Una vez roto el hielo, se atrevió a desahogar su corazoncillo oprimido, confiando al coronel su triste vida desde la muerte de sus padres.
-¿Y no te cuesta desprenderte de la cadenita? -preguntó San Martín cuando terminó Carmen.
-Como todos le regalan a la patria, yo también quiero hacerlo.
Profundamente conmovido, el coronel estrechó a la chica entre sus brazos y la besó en la frente, pensando que el modesto tributo de esta niña valía más que los brillantes y perlas donados por personas que sólo daban algo de su abundancia, como en el eterno motivo de la parábola cristiana.
-Esta cadenita, Carmen -díjole-, yo te la agradezco en nombre de la patria. ¿Sabes tú lo que es la patria? No, porque todavía eres muy chica; pero cuando seas más grande lo comprenderás. Has entregado lo único que tienes, y eso da a tu regalo más valor que el de un montón de diamantes. ¿Quieres quedarte conmigo? Aquí nadie te reñirá ni pegará y aprenderás muchas cosas. ¿Quieres?
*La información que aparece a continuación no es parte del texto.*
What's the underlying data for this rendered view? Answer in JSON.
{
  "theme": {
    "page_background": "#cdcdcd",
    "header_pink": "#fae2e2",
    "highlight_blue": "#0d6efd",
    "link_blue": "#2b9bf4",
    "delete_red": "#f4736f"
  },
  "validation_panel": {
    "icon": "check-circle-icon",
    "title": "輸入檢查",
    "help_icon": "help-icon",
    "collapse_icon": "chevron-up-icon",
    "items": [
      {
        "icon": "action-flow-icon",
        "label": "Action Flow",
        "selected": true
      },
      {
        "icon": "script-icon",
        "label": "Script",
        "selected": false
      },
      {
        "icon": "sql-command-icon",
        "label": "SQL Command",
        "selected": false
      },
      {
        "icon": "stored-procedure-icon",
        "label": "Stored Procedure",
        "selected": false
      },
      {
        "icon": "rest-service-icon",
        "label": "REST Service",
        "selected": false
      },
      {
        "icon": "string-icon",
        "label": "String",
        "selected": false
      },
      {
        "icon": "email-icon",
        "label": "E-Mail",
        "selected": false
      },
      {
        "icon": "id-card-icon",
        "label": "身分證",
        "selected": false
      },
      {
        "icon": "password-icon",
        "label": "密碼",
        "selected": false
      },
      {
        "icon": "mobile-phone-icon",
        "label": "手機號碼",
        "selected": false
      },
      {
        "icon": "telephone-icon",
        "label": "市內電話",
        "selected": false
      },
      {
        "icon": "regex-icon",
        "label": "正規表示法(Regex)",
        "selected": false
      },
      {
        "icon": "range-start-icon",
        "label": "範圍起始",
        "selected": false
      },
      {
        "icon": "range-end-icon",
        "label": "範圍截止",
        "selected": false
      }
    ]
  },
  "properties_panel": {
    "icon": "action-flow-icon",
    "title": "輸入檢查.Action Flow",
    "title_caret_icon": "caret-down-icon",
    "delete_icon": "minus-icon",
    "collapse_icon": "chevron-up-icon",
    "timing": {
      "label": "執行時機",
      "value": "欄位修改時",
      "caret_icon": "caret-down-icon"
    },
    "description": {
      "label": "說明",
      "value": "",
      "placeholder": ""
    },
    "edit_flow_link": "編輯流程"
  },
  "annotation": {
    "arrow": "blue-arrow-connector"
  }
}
¡Que si quería Carmen! Desde que había muerto su madre nadie la había mirado ni hablado de esa manera. Se estrechó al coronel como lo habría hecho una hija, y prendida de su mano fue a presentarse a la señora doña Remedios.
Y en el mismo instante recordó que su madre le había dicho, al colgarle la cadenita, que ésta le traería suerte.